Zu den wichtigen Kanälen, die wir in unserem Team „US-Federal“ verwenden, gehören „General“ und „Knowledge“. Beachten Sie die zahlreichen Registerkarten mit direktem Zugriff auf nützliche Hilfsmittel, die es unseren Mitarbeitenden ermöglichen, in Teams zu bleiben und dennoch auf hilfreiche Quellen auf Websites sowie in SharePoint, Planner, OneNote usw. zurückzugreifen.

Ich denke, wir können mit Fug und Recht behaupten, dass wir inzwischen zur gleichen Erkenntnis gekommen sind wie zahlreiche andere Unternehmen: Teams ist leistungsstark und lässt sich auf vielerlei Weise konfigurieren. Entsprechend müssen sich zusammenarbeitende Gruppen darauf einigen, wo und wie bestimmte Kommunikationsthemen behandelt werden. Sollten Sie Leute im Team haben, die sich verbissen an E-Mails festklammern, wird es ihnen schwer fallen, mit dem Tempo der Zusammenarbeit in Teams Schritt zu halten.

Hier sind unsere alten Freunde Planung und Governance von entscheidender Bedeutung. Beim Thema Governance geht es nicht bloß um Kontrolle. Es geht darum, dass wir unseren Benutzern klar und deutlich vermitteln, wie sie unser System verwenden sollten. Die Erwartungen sollten klar und die „Reibungsfläche“ entsprechend klein sein. Es ist völlig in Ordnung, ein paar Experimente zuzulassen, um festzustellen, auf welche Weise Teams Ihnen persönlich den größten Mehrwert bringt. Sobald sich Ihre Best Practices allerdings herauskristallisiert haben, sind Sie sicher bestrebt, diese ohne großen Aufwand auf weite Teile Ihrer Organisation zu übertragen.

Sie können sich sicher meine unbändige Freude vorstellen, als mir jüngst die Einführung eines neuen Features zu Ohren kam, mit dem Benutzer neue Microsoft Teams auf Grundlage von bereits in unserem Office 365-Mandanten vorhandenen Teams erstellen können. Die Einführung dieses Features kündigte Microsoft bereits zuvor als „Vorlagen für Teams“ an und gab diese dann in seiner öffentlichen Roadmap für das vierte Quartal 2018 bekannt:

Möglich, dass wir im AvePoint-Mandanten nur eine kleine Vorschau des Features zu sehen bekommen – aber dennoch ist das eine fantastische Gelegenheit, um zu erfahren, woran Microsoft arbeitet.

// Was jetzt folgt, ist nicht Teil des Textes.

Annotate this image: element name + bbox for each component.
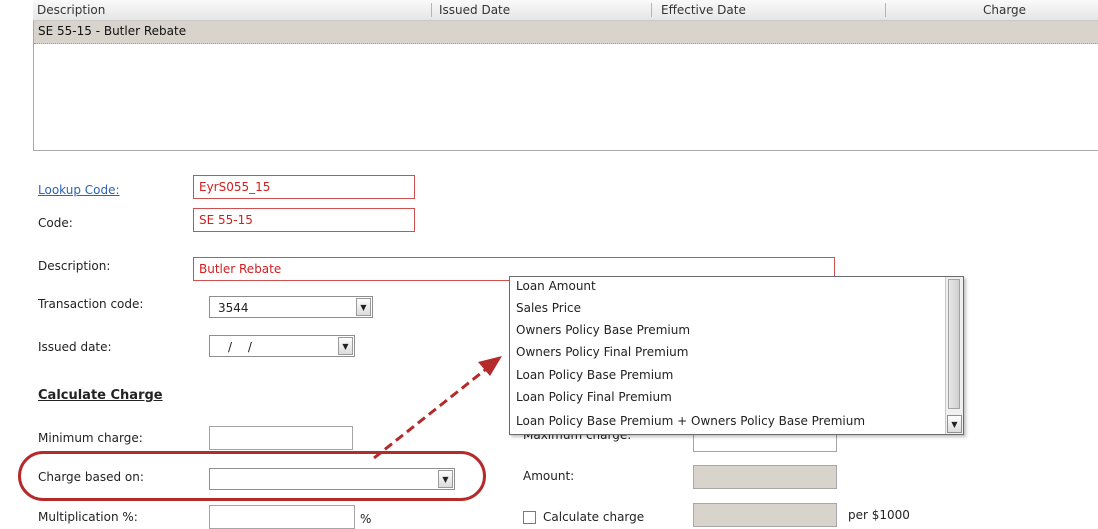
calculate-charge-checkbox-label: Calculate charge xyxy=(543,510,645,524)
lookup-code-link[interactable]: Lookup Code: xyxy=(38,183,120,197)
dropdown-option[interactable]: Loan Policy Final Premium xyxy=(516,390,672,404)
charge-basis-dropdown-list[interactable]: Loan Amount Sales Price Owners Policy Ba… xyxy=(509,276,964,435)
chevron-down-icon[interactable]: ▼ xyxy=(338,337,353,355)
transaction-code-select[interactable]: 3544 ▼ xyxy=(209,296,373,318)
column-header-effective-date[interactable]: Effective Date xyxy=(661,3,746,17)
issued-date-value: / / xyxy=(228,340,258,354)
transaction-code-label: Transaction code: xyxy=(38,297,144,311)
description-label: Description: xyxy=(38,259,111,273)
table-header: Description Issued Date Effective Date C… xyxy=(33,0,1098,21)
dropdown-option[interactable]: Owners Policy Base Premium xyxy=(516,323,690,337)
percent-symbol: % xyxy=(360,512,372,526)
minimum-charge-field[interactable] xyxy=(209,426,353,450)
lookup-code-field[interactable]: EyrS055_15 xyxy=(193,175,415,199)
dropdown-scrollbar[interactable]: ▼ xyxy=(945,277,963,434)
calculate-charge-checkbox[interactable] xyxy=(523,511,536,524)
transaction-code-value: 3544 xyxy=(218,301,249,315)
per-thousand-label: per $1000 xyxy=(848,508,910,522)
dropdown-option[interactable]: Sales Price xyxy=(516,301,581,315)
scrollbar-thumb[interactable] xyxy=(948,279,960,409)
dropdown-option[interactable]: Owners Policy Final Premium xyxy=(516,345,688,359)
row-description: SE 55-15 - Butler Rebate xyxy=(38,24,187,38)
chevron-down-icon[interactable]: ▼ xyxy=(947,415,962,433)
code-label: Code: xyxy=(38,216,73,230)
column-header-issued-date[interactable]: Issued Date xyxy=(439,3,510,17)
per-thousand-field[interactable] xyxy=(693,503,837,527)
dropdown-option[interactable]: Loan Amount xyxy=(516,279,596,293)
column-separator[interactable] xyxy=(885,3,886,17)
dashed-arrow-icon xyxy=(373,356,502,460)
column-header-description[interactable]: Description xyxy=(37,3,105,17)
amount-field[interactable] xyxy=(693,465,837,489)
dropdown-option[interactable]: Loan Policy Base Premium + Owners Policy… xyxy=(516,414,865,428)
multiplication-field[interactable] xyxy=(209,505,355,529)
minimum-charge-label: Minimum charge: xyxy=(38,431,143,445)
table-row[interactable]: SE 55-15 - Butler Rebate xyxy=(34,21,1098,44)
dropdown-option[interactable]: Loan Policy Base Premium xyxy=(516,368,673,382)
column-separator[interactable] xyxy=(431,3,432,17)
issued-date-label: Issued date: xyxy=(38,340,112,354)
column-header-charge[interactable]: Charge xyxy=(983,3,1026,17)
code-field[interactable]: SE 55-15 xyxy=(193,208,415,232)
column-separator[interactable] xyxy=(651,3,652,17)
issued-date-picker[interactable]: / / ▼ xyxy=(209,335,355,357)
calculate-charge-title: Calculate Charge xyxy=(38,388,163,403)
amount-label: Amount: xyxy=(523,469,575,483)
chevron-down-icon[interactable]: ▼ xyxy=(356,298,371,316)
multiplication-label: Multiplication %: xyxy=(38,510,138,524)
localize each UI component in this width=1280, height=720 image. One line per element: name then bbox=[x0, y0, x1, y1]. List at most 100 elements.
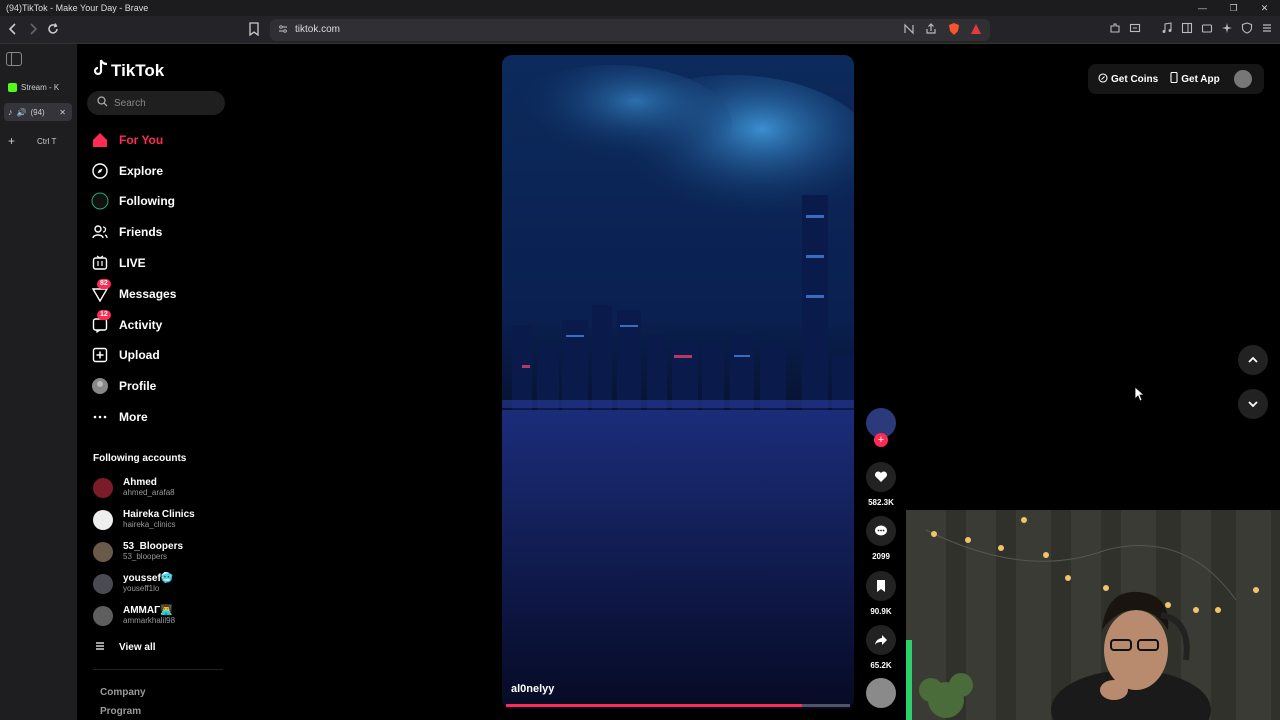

Die Neuigkeiten über unseren Erfolg im Federal-Team haben sich im Unternehmen schnell herumgesprochen und das Team SLED (State, Local and Education) dazu veranlasst, eine vergleichbare Strategie auszuprobieren. Zuvor hätte das bedeutet, dass wir in einem neuen Team für unsere SLED-Kolleginnen und -Kollegen jeden Kanal, jede Registerkarte und jeden Link, den wir bereits für Federal erstellt haben, manuell hätten einrichten müssen. Nun haben wir die Hoffnung, dass der gesamte Prozess mithilfe der Vorlagen für Microsoft Teams erheblich einfacher und reibungsloser ablaufen wird. Stellen wir die neue Vorlagenfunktion also auf die Probe und schauen, ob sie unseren Arbeitsaufwand verringert.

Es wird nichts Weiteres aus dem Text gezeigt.